The provision could grant existing shareholders $200 million to $500 million worth of additional shares, most of which would go to SoftBank, Kennedy said. For example, if WeWork’s market cap came in at less than $14.5 billion post-IPO, the total value of additional shares issued to SoftBank under the provision would be more than $400 million.
These ratchet arrangements are not uncommon. It’s often seen as a win-win for late stage investors who might want a guarantee they won’t lose too much money. Late-stage Square investors were granted a full ratchet when it went public in 2014 that amounted in a $93 million in additional shares, according to Renaissance. A clause in Chegg’s IPO resulted in $146 million in additional shares, while Box issued $67 million worth of additional shares.
Aswath Damodaran, professor of finance at the Stern School of Business at New York University, said ratchets are often “glossed over” because they rarely kick in. The WeWork case is “unprecedented” since the venture capital valuation was so high. That “combination” makes it a “potentially dangerous situation,” he said.
“We really don’t know what these clauses are,” he said. “If I were a potential public market investor in WeWork, I would need complete disclosure on share count — tell me what’s going to happen after the offering.”
Damodaran, sometimes referred to as the “Dean of Valuation,” recently analyzed the company’s IPO filing and estimated that WeWork’s equity is worth $14 billion — about 70% below its latest private market valuation.
Opaque protections
The protection also speaks to how complicated these private market valuations can be. Damodaran highlighted that companies aren’t always required to explain what is baked into venture capital investors if things go south.

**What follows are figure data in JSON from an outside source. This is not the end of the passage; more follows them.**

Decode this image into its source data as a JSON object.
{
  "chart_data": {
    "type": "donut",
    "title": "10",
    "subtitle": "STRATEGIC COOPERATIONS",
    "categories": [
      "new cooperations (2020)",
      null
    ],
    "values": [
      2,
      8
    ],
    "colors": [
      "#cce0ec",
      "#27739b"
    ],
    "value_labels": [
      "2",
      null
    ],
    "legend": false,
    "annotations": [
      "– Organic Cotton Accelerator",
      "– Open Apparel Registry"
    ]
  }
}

“Taking a VC investment and extrapolating the price of the company can be extremely dangerous — you have no idea what ratchet clauses were given,” he said. “The question you have to ask is ‘what protections did they get?’.”
After a series of setbacks in an initial public offering, WeWork is delaying the debut, a source told CNBC earlier in September. SoftBank’s billionaire founder Masayoshi Son is said to be in favor of removing Adam Neumann as WeWork’s CEO, people familiar with the matter told CNBC this week. SoftBank, WeWork’s largest investor, is also among those pushing to put the IPO on ice.
Damodaran said part of the reason for a delay is because the logistics of figuring out the share count after a ratchet would be “incredibly messy.”
“That’s why Softbank is putting pressure and saying don’t go public — this is a complete and total mess we’ll have on our hands,” he said. “This is going to be completely new ground if the IPO does happen.”
WeWork did not immediately respond to CNBC’s request for comment.
Until the company goes forward with a public offering, there are still missing details. Investors don’t know how many shares SoftBank and other investors get in the event this provision kicks in. If and when WeWork lists, they would be required to at least include a footnote that states how many new shares would be granted, Damodaran said.
The investor protections also change the script for bankers in WeWork’s eventual IPO roadshow. At this stage, Damodaran said Wall Street should demand to see the full agreement as a condition for investing in the company, and some may ultimately push for SoftBank to give up the provision altogether.
Even at $400 million in additional shares, SoftBank’s IPO provision would hardly make up for its total losses.
A WeWork stock market debut could force SoftBank to write down its multi billion-dollar investment if the company fetches an IPO valuation below $25 billion, Bernstein analysts said in a note earlier in September. That could lead to “large volatility” in SoftBank’s business in the near term, according to the firm.
“They’re taking a big loss — SoftBank has egg on its face right now,” Kennedy said. “That could cause more investors to be wary about investing in large unprofitable companies at sky high valuations.”